Anna Zhadan Editor Updated on: 16 August 2022
It takes a ransomware group, on average, 17 months to either rebrand or seize operations. But even after a complete shutdown, they are never really gone, with the majority expected to resurface in 2022, according to the latest report by IBM.
Over the past five years, the IBM Security X-Force Threat Intelligence team has observed a constant increase in the number of discovered vulnerabilities, which are presenting more opportunities for threat actors. In 2021, 19,649 vulnerabilities were discovered compared to 19,137 found in 2020 and 17,997 in 2019.
Ransomware made up for the largest portion of attacks last year, although their overall frequency reduced to 21% from 23%. These were observed at irregular intervals, although ransomware attacks tended to intensify in May/June and decrease in late summer or early fall.
REvil threat actors were responsible for 37% (over one-third) of all ransomware attacks in 2021 despite permanently seizing operations in October, followed by Ryuk (13%.)

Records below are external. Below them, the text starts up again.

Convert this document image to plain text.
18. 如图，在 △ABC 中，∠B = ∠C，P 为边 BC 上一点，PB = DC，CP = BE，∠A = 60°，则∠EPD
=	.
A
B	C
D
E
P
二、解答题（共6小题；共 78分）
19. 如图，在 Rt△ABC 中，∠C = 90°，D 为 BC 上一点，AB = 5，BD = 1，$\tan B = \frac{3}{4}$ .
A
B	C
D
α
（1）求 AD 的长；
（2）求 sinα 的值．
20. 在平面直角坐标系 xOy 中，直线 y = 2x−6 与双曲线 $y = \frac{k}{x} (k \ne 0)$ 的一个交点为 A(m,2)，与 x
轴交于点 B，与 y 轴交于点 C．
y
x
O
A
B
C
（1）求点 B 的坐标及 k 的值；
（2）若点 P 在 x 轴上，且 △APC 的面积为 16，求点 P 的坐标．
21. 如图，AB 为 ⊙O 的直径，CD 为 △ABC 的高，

Based on the collected data, many threat groups rebranded in 2021 – on average, it took a group 17 months to rebrand or shut down completely, primarily due to law enforcement activity. However, this doesn’t indicate that ransomware is soon to be tackled. Even those groups that have since disappeared are expected to likely re-emerge in 2022.
“X-Force assesses that criminal ransomware activity will continue into the foreseeable future, based on the high profits generated by this activity and current limitations on law enforcement for widely shutting down ransomware activity,” the report suggests.
Server access was the second most common attack vector (11%,) with the majority of incidents taking place in Asia. During such attacks, a threat actor gains unauthorized access to a server, although it is not always clear what the end goal is. In several recorded instances, cybercriminals exploited vulnerabilities, installed spyware or malware, attempted to steal data, as well as employed penetration testing tools on a server.
Business email compromise came third, although this type of attack seems to be generally declining in popularity. IBM suspects that this new pattern has to do with the more widespread implementation of multi-factor authentication (MFA,) which forces threat actors to shift focus to geographies where MFA is not as widely implemented. Notably, the majority of such incidents took place in Latin America.
When it comes to initial access, the majority of cybercriminals preferred phishing to infiltrate victims’ networks last year. The average click rate for an X-Force Red simulated campaign was 17.8%, with the most spoofed brands being Microsoft, Apple, and Google. In 2020, however, the most popular intrusion method was vulnerability exploitation, which came in second in 2021.